COOPER: Leo, you have said that a lot of FEMA workers were ready to help, eager to help, and felt basically helpless because management really wasn't capable of dealing with this storm. What happened?
LEO BOSNER, FEMA UNION OFFICIAL: We had put out several reports in the days leading up to Hurricane Katrina emphasizing what a serious hurricane this was. We published copies of the weather maps from the National Weather service showing this hurricane was going directly at the heart of New Orleans. And from Hurricane Dennis, which had come close to New Orleans in the month previous, everyone was very much aware of the high risk there was going to be of a lot of people, thousands of people would be stranded there in a catastrophic hurricane.
In my view, and I'm speaking personally, by the way, I'm not representing FEMA. I'm a long-time employee there and the union president. We had expected that there would be some major, major preparations being done, buses to move the evacuees out, National Guards from around the surrounding states maybe, something like that. And instead the level of preparedness we saw was about the same as what you're seeing right now in the past few days I think for Tropical Storm Ophelia which as you know just hit the Carolinas. And of course Tropical Storm Ophelia ...
COOPER: But was it just a question, then, of Mike Brown or was it the upper management? In your opinion who is at fault? Does it just reside with one person?
BOSNER: No. In my opinion under the current -- unfortunately, under the current administration the whole top layer of FEMA, and I don't know, as far as I can tell the top layers of Homeland Security really don't have any emergency management experience.
COOPER: As early as December of 2004 you publicly said that Michael Brown wasn't up for the job. So it's not just a question of you now piling on this guy like a lot of other people seem to be doing now. What was it that you knew then? What do you think made him unqualified? What did you see back then in December?
BOSNER: I feel badly--look, I have nothing personal against Mike Brown. I feel badly about the guy. But he took a job he was never trained for. The man was a lawyer.

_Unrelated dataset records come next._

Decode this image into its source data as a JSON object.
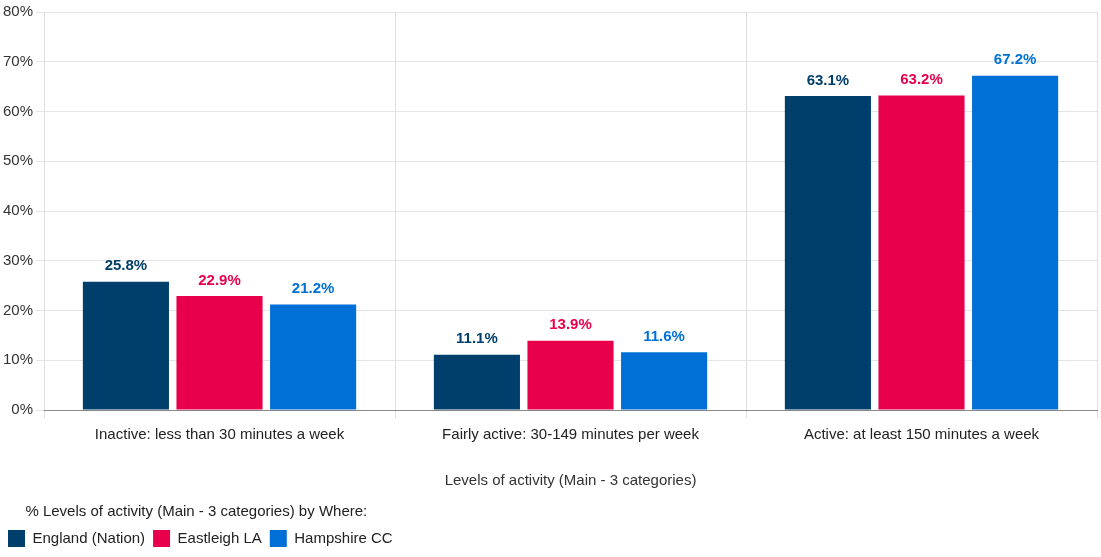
{
  "chart_data": {
    "type": "bar",
    "xlabel": "Levels of activity (Main - 3 categories)",
    "legend_title": "% Levels of activity (Main - 3 categories) by Where:",
    "categories": [
      "Inactive: less than 30 minutes a week",
      "Fairly active: 30-149 minutes per week",
      "Active: at least 150 minutes a week"
    ],
    "series": [
      {
        "name": "England (Nation)",
        "color": "#003f6b",
        "values": [
          25.8,
          11.1,
          63.1
        ],
        "value_labels": [
          "25.8%",
          "11.1%",
          "63.1%"
        ]
      },
      {
        "name": "Eastleigh LA",
        "color": "#e8004c",
        "values": [
          22.9,
          13.9,
          63.2
        ],
        "value_labels": [
          "22.9%",
          "13.9%",
          "63.2%"
        ]
      },
      {
        "name": "Hampshire CC",
        "color": "#0070d6",
        "values": [
          21.2,
          11.6,
          67.2
        ],
        "value_labels": [
          "21.2%",
          "11.6%",
          "67.2%"
        ]
      }
    ],
    "ylim": [
      0,
      80
    ],
    "yticks": [
      {
        "value": 0,
        "label": "0%"
      },
      {
        "value": 10,
        "label": "10%"
      },
      {
        "value": 20,
        "label": "20%"
      },
      {
        "value": 30,
        "label": "30%"
      },
      {
        "value": 40,
        "label": "40%"
      },
      {
        "value": 50,
        "label": "50%"
      },
      {
        "value": 60,
        "label": "60%"
      },
      {
        "value": 70,
        "label": "70%"
      },
      {
        "value": 80,
        "label": "80%"
      }
    ],
    "grid": true,
    "legend": "bottom left"
  }
}
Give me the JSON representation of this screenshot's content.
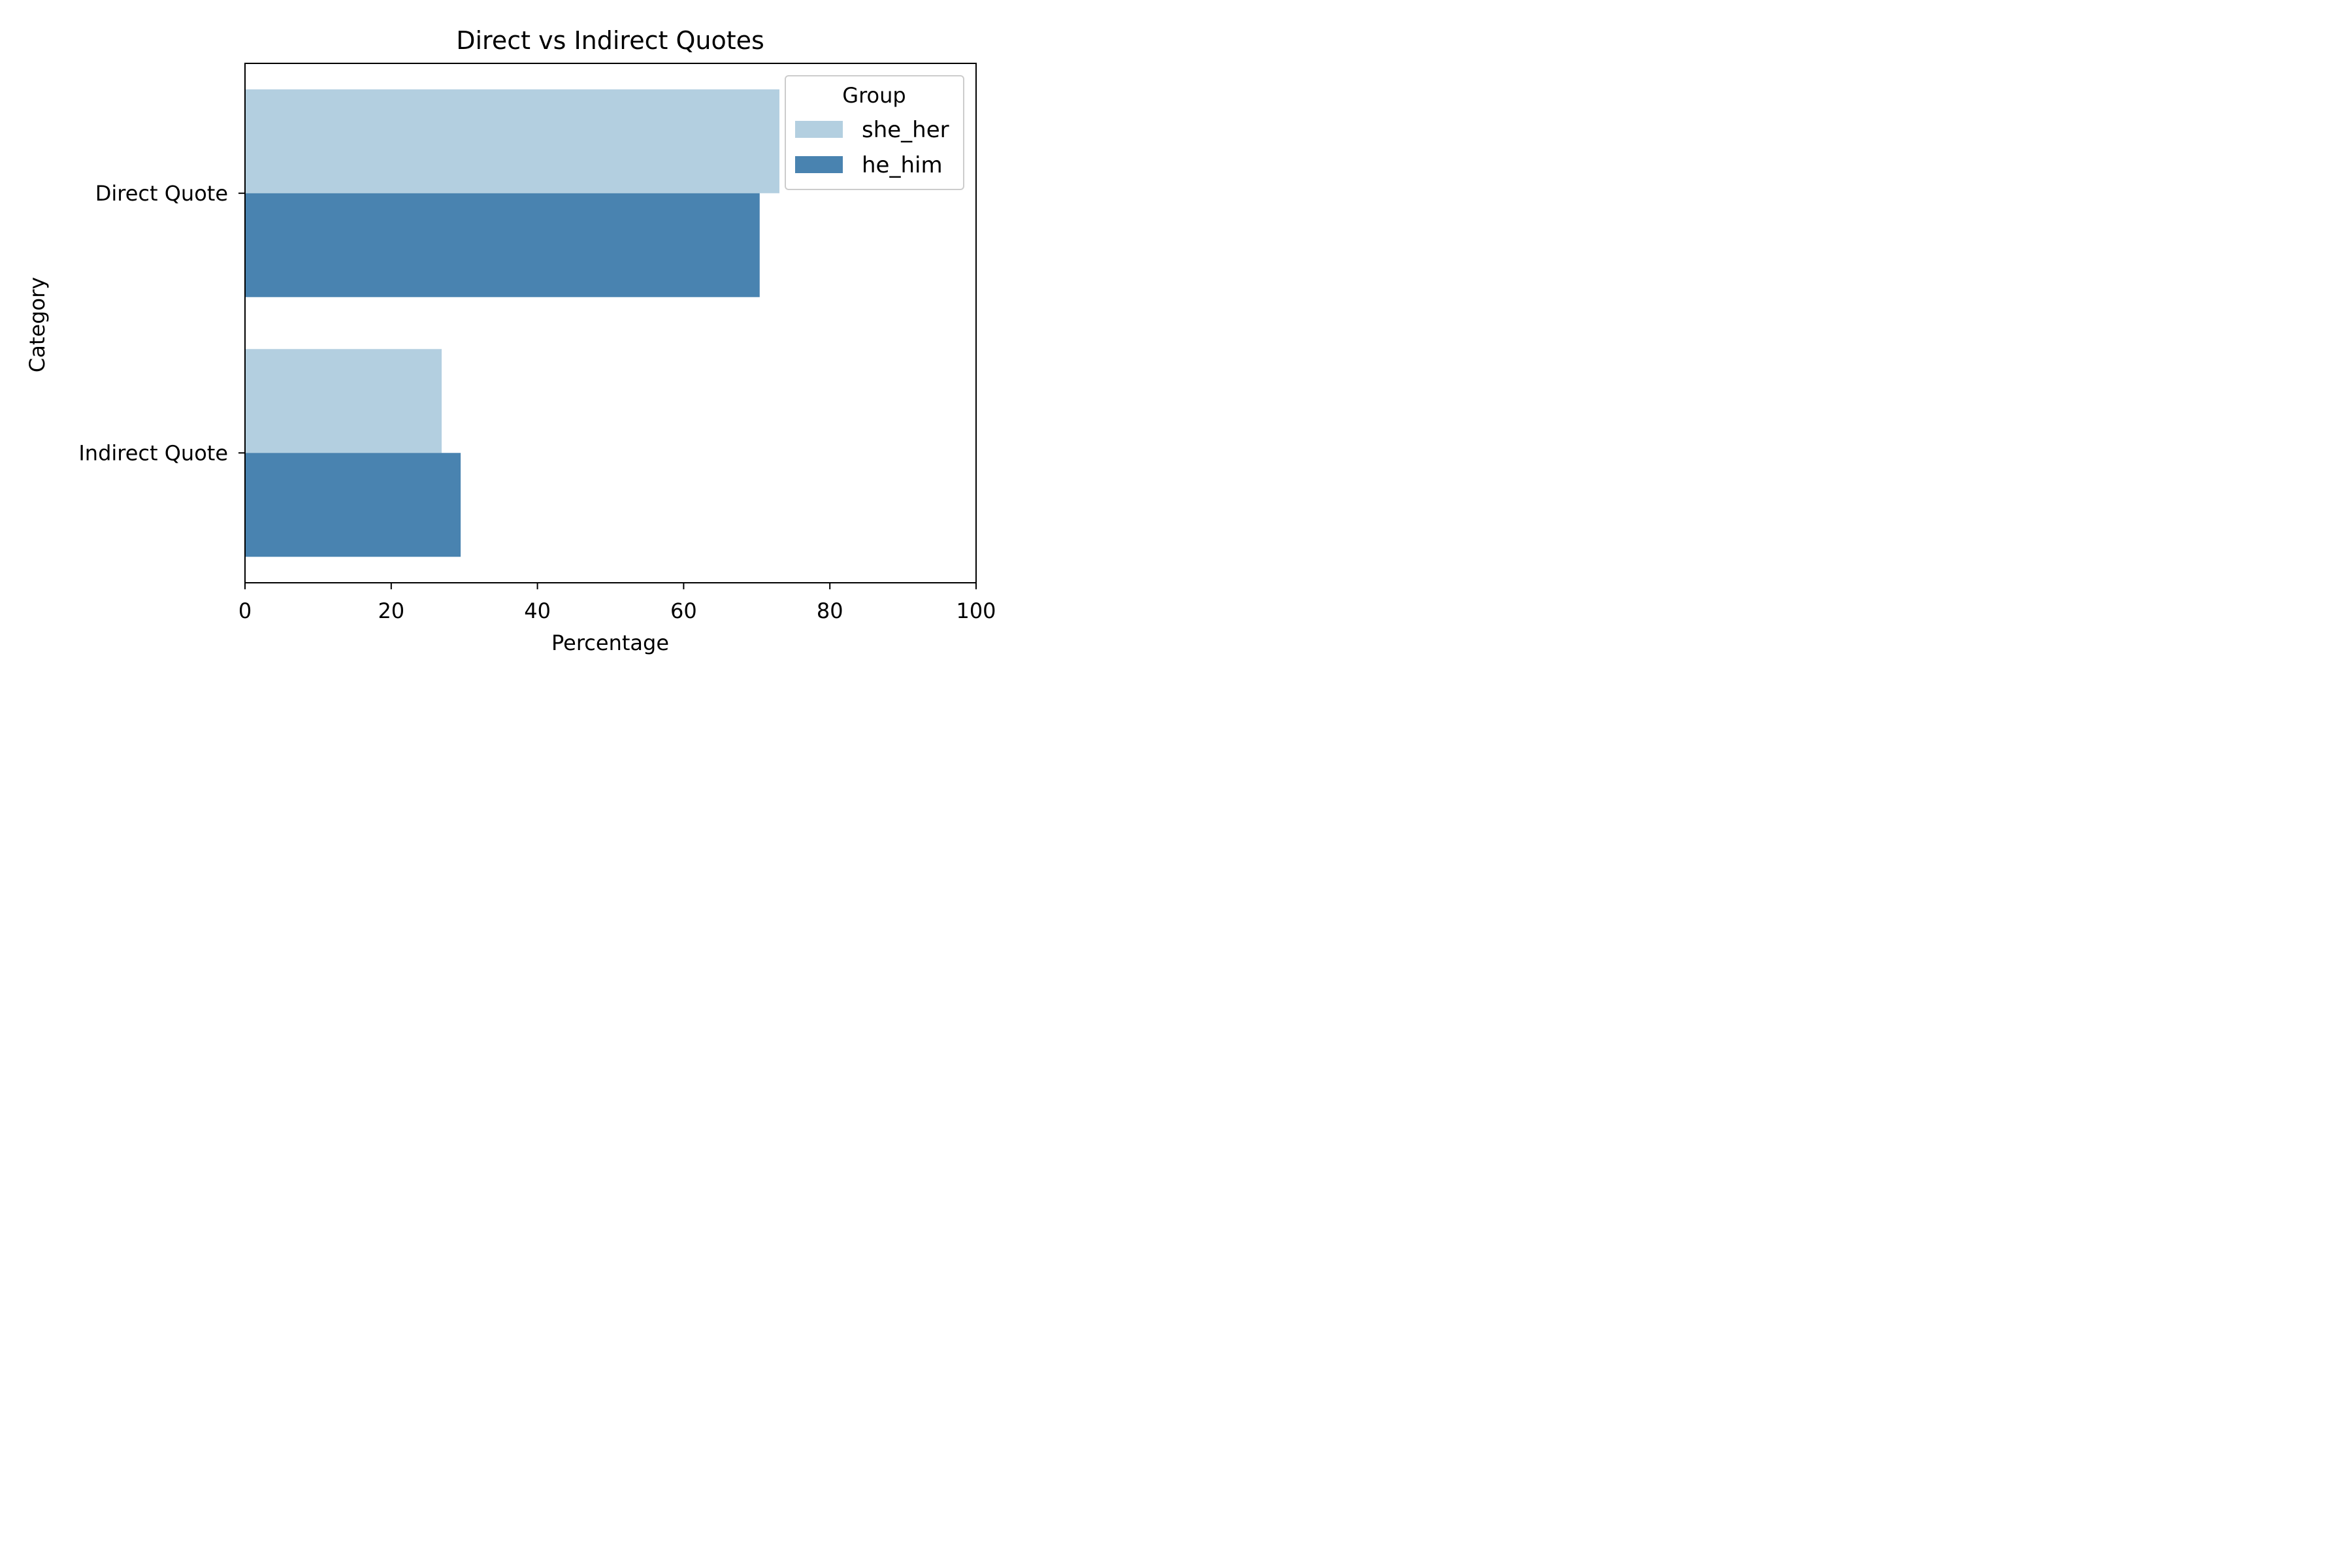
{
  "chart_data": {
    "type": "bar",
    "orientation": "horizontal",
    "title": "Direct vs Indirect Quotes",
    "xlabel": "Percentage",
    "ylabel": "Category",
    "xlim": [
      0,
      100
    ],
    "xticks": [
      "0",
      "20",
      "40",
      "60",
      "80",
      "100"
    ],
    "categories": [
      "Direct Quote",
      "Indirect Quote"
    ],
    "legend_title": "Group",
    "legend_position": "top-right",
    "grid": false,
    "series": [
      {
        "name": "she_her",
        "values": [
          73.1,
          26.9
        ],
        "color": "#b3cfe0"
      },
      {
        "name": "he_him",
        "values": [
          70.4,
          29.5
        ],
        "color": "#4983b0"
      }
    ]
  }
}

COOPER: I want to read you something. You said all the way back in 1992, you said, "FEMA's biggest problem is that too few people in the agency are trained to help in emergencies. You have a small number of people doing disaster work while the rest of us go back to our desks. We have good soldiers but crummy generals. No more than 30 percent of nearly 1,000 employees are trained in disaster relief services and those who are trained are underused." That was in 1992 and it sounds like what you're saying it sounds like nothing much has changed.
BOSNER: Actually, it's sort of deja vu all over again. A lot changed. That entire situation did change from 1993 to 1999 or the year 2000 under Mr. Witt's administration there. That situation was addressed. We did establish emergency support teams and emergency response teams. We did get some training for our people. But what's actually happened is since the year 2000 and even since 9/11 of 2001 we have actually at FEMA in my view, personal view, we have actually slid backwards, we've given up and lost a lot of that staff training and expertise we developed in the '90s, and we have actually slid backward to the 1980s again.
COOPER: Do you get in trouble, though for speaking out like this?
BOSNER: Actually, most of my colleagues think it's a great thing that I'm doing, and a number of unnamed FEMA senior executives have very quietly thanked me for it because the executives, the career executives and the career staff at FEMA, want to do a good job. Let us do our job, and we'll do it.
Now, it is the duty of somebody within the Mal-administration to trash this guy. See Number 8, here. It is the duty of the rest of us to rise to his defense.